The satellite will be launched during 2019 – 2020 timeframe by PSLV-XL from Sriharikota:

  1. Aditya-1 was meant to observe only the solar corona. The outer layers of the Sun, extending to thousands of km above the disc (photosphere) is termed as the corona.
  2. It has a temperature of more than a million degree Kelvin which is much higher than the solar disc temperature of around 6000K.
  3. In addition, particle payloads will study the particle flux emanating from the Sun and reaching the L1 orbit, and the magnetometer payload will measure the variation in magnetic field strength at the halo orbit around L1.
  4. These payloads have to be placed outside the interference from the Earth’s magnetic field and could not have been useful in the low earth orbit.

 

Studying lower corona:

  1. The Aditya-L1 Support Centre (ASC) will provide training through regular workshops for the guest users.
  2. Apart from this, it will provide ready-to-use Python and Java apps for the satellite data and demos and handouts to facilitate the guest users.
  3. An ARIES team has recently developed an algorithm to study the accelerating solar eruptions in the lower corona called CMEs Identification in Inner Solar Corona (in short, CIISCO), where CME stands for coronal mass ejection.
  4. The group has also developed several advanced image processing algorithms to detect fine-scale structures in the solar atmosphere.
  5. Such techniques are important to capture dynamics at different spatial and temporal scales.

 

Challenges in launching the mission:

  1. The distance of the Sun from Earth (approximately 15 crore kms on average, compared to the only 3.84 lakh kms to the Moon). This huge distance poses a scientific challenge.
  2. Due to the risks involved, payloads in earlier ISRO missions have largely remained stationary in space.
  3. However, Aditya L1 will have some moving components which increases the risks of collision.
  4. Other issues are the super hot temperatures and radiation in the solar atmosphere.
  5. However, Aditya L1 will stay much farther away, and the heat is not expected to be a major concern for the instruments on board.

 

Conclusion:

How the corona gets heated to such high temperatures is still an unanswered question in solar physics.

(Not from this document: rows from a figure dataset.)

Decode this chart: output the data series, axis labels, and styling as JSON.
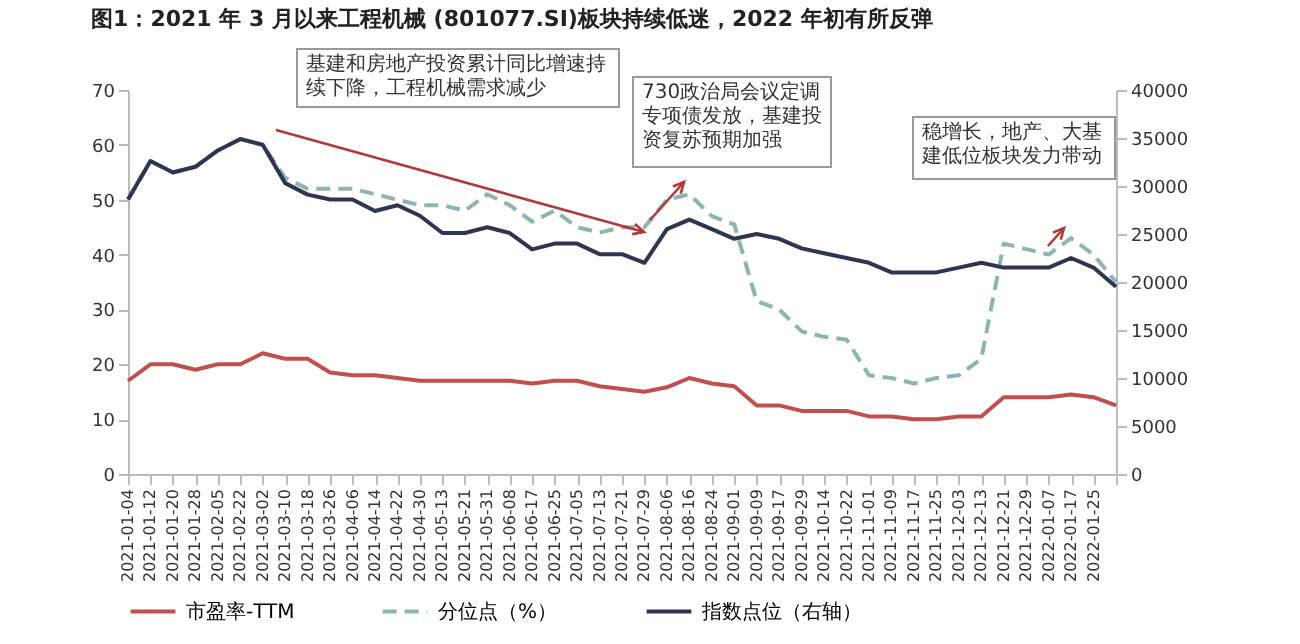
{
  "chart_data": {
    "type": "line",
    "title": "图1：2021 年 3 月以来工程机械 (801077.SI)板块持续低迷，2022 年初有所反弹",
    "categories": [
      "2021-01-04",
      "2021-01-12",
      "2021-01-20",
      "2021-01-28",
      "2021-02-05",
      "2021-02-22",
      "2021-03-02",
      "2021-03-10",
      "2021-03-18",
      "2021-03-26",
      "2021-04-06",
      "2021-04-14",
      "2021-04-22",
      "2021-04-30",
      "2021-05-13",
      "2021-05-21",
      "2021-05-31",
      "2021-06-08",
      "2021-06-17",
      "2021-06-25",
      "2021-07-05",
      "2021-07-13",
      "2021-07-21",
      "2021-07-29",
      "2021-08-06",
      "2021-08-16",
      "2021-08-24",
      "2021-09-01",
      "2021-09-09",
      "2021-09-17",
      "2021-09-29",
      "2021-10-14",
      "2021-10-22",
      "2021-11-01",
      "2021-11-09",
      "2021-11-17",
      "2021-11-25",
      "2021-12-03",
      "2021-12-13",
      "2021-12-21",
      "2021-12-29",
      "2022-01-07",
      "2022-01-17",
      "2022-01-25",
      null
    ],
    "series": [
      {
        "name": "市盈率-TTM",
        "color": "#c0504d",
        "values": [
          17,
          20,
          20,
          19,
          20,
          20,
          22,
          21,
          21,
          18.5,
          18,
          18,
          17.5,
          17,
          17,
          17,
          17,
          17,
          16.5,
          17,
          17,
          16,
          15.5,
          15,
          15.8,
          17.5,
          16.5,
          16,
          12.5,
          12.5,
          11.5,
          11.5,
          11.5,
          10.5,
          10.5,
          10,
          10,
          10.5,
          10.5,
          14,
          14,
          14,
          14.5,
          14,
          12.5
        ]
      },
      {
        "name": "分位点（%）",
        "color": "#8fb4b0",
        "line_style": "dashed",
        "values": [
          50,
          57,
          55,
          56,
          59,
          61,
          60,
          54,
          52,
          52,
          52,
          51,
          50,
          49,
          49,
          48,
          51,
          49,
          46,
          48,
          45,
          44,
          45,
          45,
          50,
          51,
          47,
          45.5,
          31.5,
          30,
          26,
          25,
          24.5,
          18,
          17.5,
          16.5,
          17.5,
          18,
          21,
          42,
          41,
          40,
          43,
          40,
          35
        ]
      },
      {
        "name": "指数点位（右轴）",
        "color": "#2e3550",
        "axis": "y2",
        "values": [
          28600,
          32600,
          31400,
          32000,
          33700,
          34900,
          34300,
          30300,
          29100,
          28600,
          28600,
          27400,
          28000,
          26900,
          25100,
          25100,
          25700,
          25100,
          23400,
          24000,
          24000,
          22900,
          22900,
          22000,
          25500,
          26500,
          25500,
          24500,
          25000,
          24500,
          23500,
          23000,
          22500,
          22000,
          21000,
          21000,
          21000,
          21500,
          22000,
          21500,
          21500,
          21500,
          22500,
          21500,
          19500
        ]
      }
    ],
    "ylim": [
      0,
      70
    ],
    "yticks": [
      0,
      10,
      20,
      30,
      40,
      50,
      60,
      70
    ],
    "y2lim": [
      0,
      40000
    ],
    "y2ticks": [
      0,
      5000,
      10000,
      15000,
      20000,
      25000,
      30000,
      35000,
      40000
    ],
    "legend": "bottom",
    "annotations": [
      "基建和房地产投资累计同比增速持续下降，工程机械需求减少",
      "730政治局会议定调专项债发放，基建投资复苏预期加强",
      "稳增长，地产、大基建低位板块发力带动"
    ]
  }
}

The closest any space mission has been to the sun is NASA’s Parker Solar Probe mission which hovered at a distance of 18.6 million kilometres from the sun at a jaw-dropping speed of 3.93 lakh km per hour.

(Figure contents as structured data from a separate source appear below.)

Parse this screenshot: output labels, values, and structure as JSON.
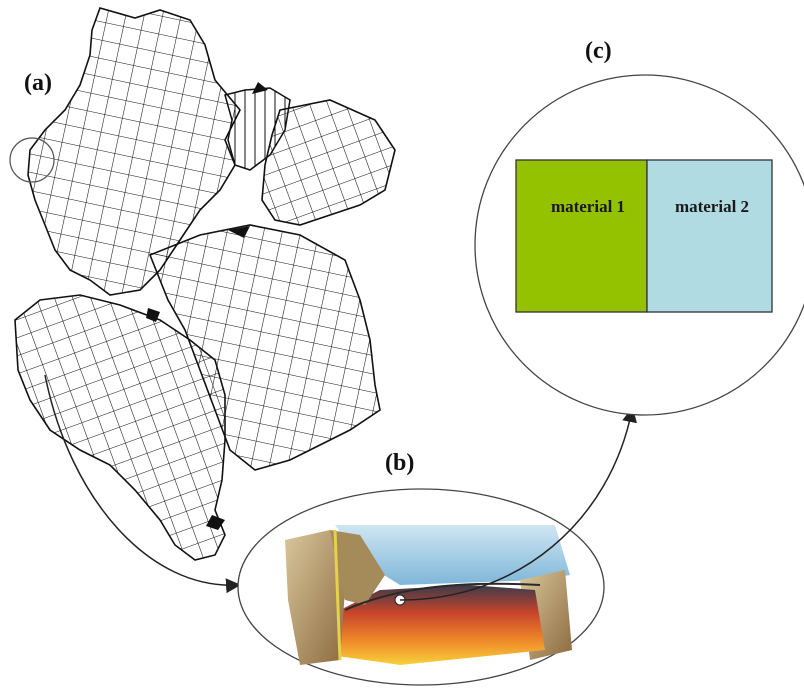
{
  "labels": {
    "a": "(a)",
    "b": "(b)",
    "c": "(c)"
  },
  "materials": {
    "left": {
      "label": "material 1",
      "color": "#94c100"
    },
    "right": {
      "label": "material 2",
      "color": "#b0dbe2"
    }
  },
  "icons": [
    "world-map-grid",
    "cross-section-block",
    "arrow"
  ]
}
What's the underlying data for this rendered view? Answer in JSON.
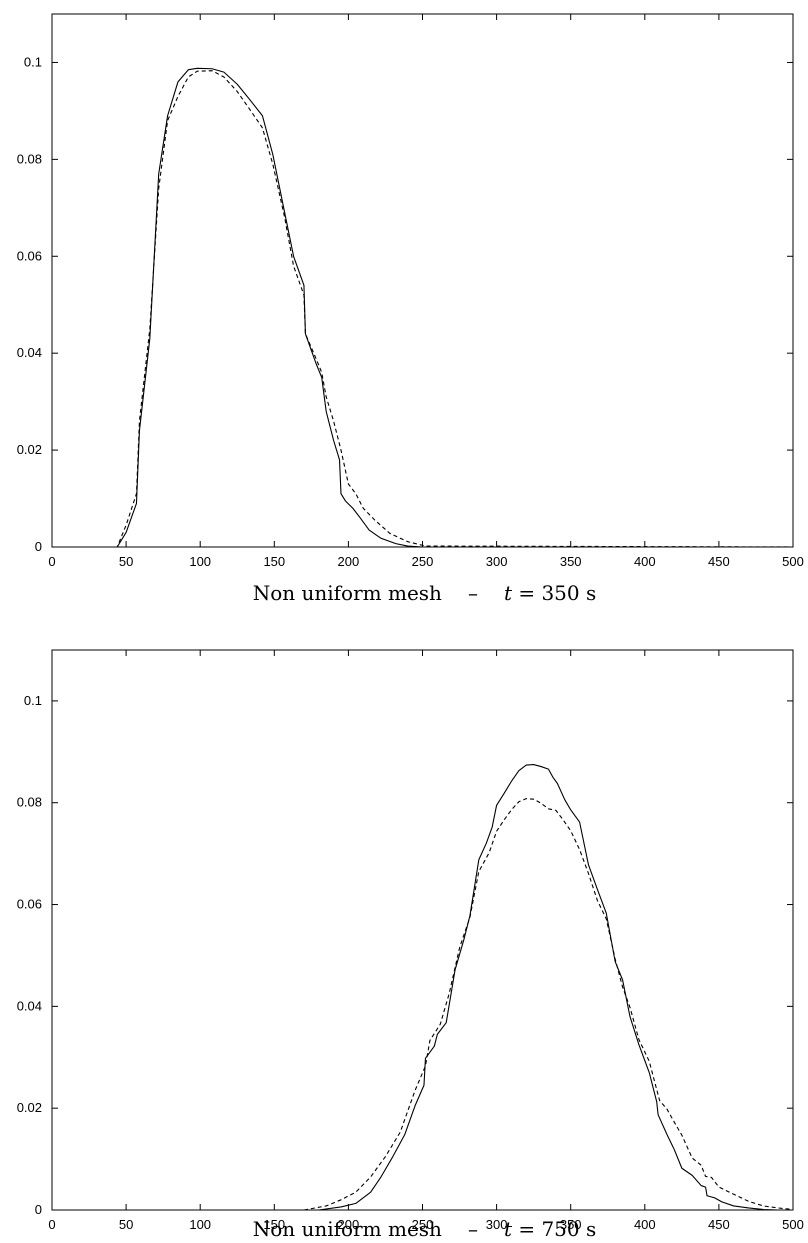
{
  "chart_data": [
    {
      "type": "line",
      "title": "",
      "caption_parts": {
        "left": "Non uniform mesh",
        "dash": "–",
        "var": "t",
        "eq": " = 350 s"
      },
      "xlabel": "",
      "ylabel": "",
      "xlim": [
        0,
        500
      ],
      "ylim": [
        0,
        0.11
      ],
      "xticks": [
        0,
        50,
        100,
        150,
        200,
        250,
        300,
        350,
        400,
        450,
        500
      ],
      "yticks": [
        0,
        0.02,
        0.04,
        0.06,
        0.08,
        0.1
      ],
      "ytick_labels": [
        "0",
        "0.02",
        "0.04",
        "0.06",
        "0.08",
        "0.1"
      ],
      "grid": false,
      "series": [
        {
          "style": "solid",
          "x": [
            0,
            44,
            50,
            57,
            59,
            66,
            72,
            78,
            85,
            92,
            98,
            108,
            116,
            125,
            133,
            142,
            149,
            157,
            163,
            170,
            171,
            178,
            182,
            185,
            190,
            194,
            195,
            198,
            203,
            208,
            214,
            222,
            232,
            240,
            250,
            500
          ],
          "y": [
            0,
            0,
            0.003,
            0.009,
            0.024,
            0.043,
            0.077,
            0.089,
            0.096,
            0.0985,
            0.0988,
            0.0987,
            0.098,
            0.0955,
            0.0925,
            0.089,
            0.081,
            0.069,
            0.06,
            0.054,
            0.044,
            0.038,
            0.035,
            0.028,
            0.022,
            0.018,
            0.011,
            0.0095,
            0.008,
            0.006,
            0.0035,
            0.0018,
            0.0007,
            0.0002,
            0,
            0
          ]
        },
        {
          "style": "dashed",
          "x": [
            0,
            44,
            50,
            57,
            59,
            66,
            72,
            78,
            85,
            92,
            98,
            108,
            116,
            125,
            133,
            142,
            149,
            157,
            163,
            170,
            171,
            178,
            182,
            185,
            190,
            195,
            200,
            205,
            210,
            218,
            228,
            240,
            252,
            500
          ],
          "y": [
            0,
            0,
            0.0045,
            0.011,
            0.026,
            0.045,
            0.074,
            0.088,
            0.093,
            0.097,
            0.0982,
            0.0983,
            0.097,
            0.094,
            0.0905,
            0.0865,
            0.079,
            0.068,
            0.058,
            0.052,
            0.044,
            0.039,
            0.036,
            0.031,
            0.026,
            0.02,
            0.013,
            0.011,
            0.008,
            0.0055,
            0.0028,
            0.0011,
            0.0002,
            0
          ]
        }
      ]
    },
    {
      "type": "line",
      "title": "",
      "caption_parts": {
        "left": "Non uniform mesh",
        "dash": "–",
        "var": "t",
        "eq": " = 750 s"
      },
      "xlabel": "",
      "ylabel": "",
      "xlim": [
        0,
        500
      ],
      "ylim": [
        0,
        0.11
      ],
      "xticks": [
        0,
        50,
        100,
        150,
        200,
        250,
        300,
        350,
        400,
        450,
        500
      ],
      "yticks": [
        0,
        0.02,
        0.04,
        0.06,
        0.08,
        0.1
      ],
      "ytick_labels": [
        "0",
        "0.02",
        "0.04",
        "0.06",
        "0.08",
        "0.1"
      ],
      "grid": false,
      "series": [
        {
          "style": "solid",
          "x": [
            0,
            180,
            195,
            205,
            215,
            222,
            230,
            238,
            245,
            251,
            252,
            258,
            260,
            266,
            272,
            278,
            282,
            288,
            293,
            297,
            300,
            305,
            310,
            315,
            320,
            325,
            330,
            335,
            338,
            341,
            346,
            350,
            356,
            362,
            368,
            374,
            380,
            385,
            390,
            396,
            403,
            408,
            409,
            415,
            420,
            425,
            432,
            438,
            441,
            442,
            447,
            452,
            460,
            470,
            480,
            490,
            500
          ],
          "y": [
            0,
            0,
            0.0006,
            0.0013,
            0.0035,
            0.0065,
            0.0105,
            0.0148,
            0.0205,
            0.0245,
            0.0298,
            0.0322,
            0.0345,
            0.0368,
            0.0472,
            0.0532,
            0.0578,
            0.0688,
            0.072,
            0.0752,
            0.0795,
            0.0818,
            0.0842,
            0.0863,
            0.0874,
            0.0875,
            0.0871,
            0.0866,
            0.085,
            0.0838,
            0.0806,
            0.0786,
            0.0762,
            0.0678,
            0.063,
            0.0583,
            0.0488,
            0.0452,
            0.038,
            0.0325,
            0.027,
            0.0213,
            0.0187,
            0.0148,
            0.0118,
            0.0082,
            0.0068,
            0.0048,
            0.0045,
            0.0028,
            0.0024,
            0.0016,
            0.0008,
            0.0004,
            0.0001,
            0,
            0
          ]
        },
        {
          "style": "dashed",
          "x": [
            0,
            170,
            185,
            195,
            205,
            215,
            225,
            235,
            245,
            252,
            255,
            262,
            268,
            275,
            282,
            288,
            295,
            300,
            305,
            310,
            315,
            320,
            325,
            330,
            335,
            340,
            345,
            350,
            356,
            362,
            368,
            374,
            380,
            385,
            390,
            396,
            403,
            410,
            415,
            420,
            425,
            432,
            438,
            441,
            445,
            450,
            460,
            470,
            480,
            490,
            500
          ],
          "y": [
            0,
            0,
            0.0008,
            0.002,
            0.0035,
            0.0065,
            0.0105,
            0.0153,
            0.0235,
            0.0283,
            0.0333,
            0.0365,
            0.0425,
            0.0515,
            0.0575,
            0.0665,
            0.0702,
            0.0744,
            0.0766,
            0.0786,
            0.0802,
            0.0808,
            0.0807,
            0.0799,
            0.0788,
            0.0785,
            0.0766,
            0.0745,
            0.0708,
            0.0661,
            0.0608,
            0.0572,
            0.0493,
            0.0438,
            0.0398,
            0.0335,
            0.0292,
            0.0215,
            0.0198,
            0.0172,
            0.0147,
            0.0102,
            0.0088,
            0.0066,
            0.0064,
            0.0045,
            0.0031,
            0.0017,
            0.0008,
            0.0004,
            0.0001
          ]
        }
      ]
    }
  ]
}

The Aditya L1 mission, unlike the Parker Solar Probe, won’t actually go anywhere near the Sun. However, unlike other satellites, it’s not going to be stuck in Earth’s lower atmosphere either.

 

Instead, the plan is to launch it in a halo orbit around Lagrangian Point 1 (L1).

At L1, the ISRO satellite will still be moving in orbit but its position relative to the Sun and the Earth will be stable.

Aditya-L1 with additional experiments can now provide observations of Sun’s Corona (soft and hard X-ray, Emission lines in the visible and NIR), Chromosphere (UV) and photosphere (broadband filters).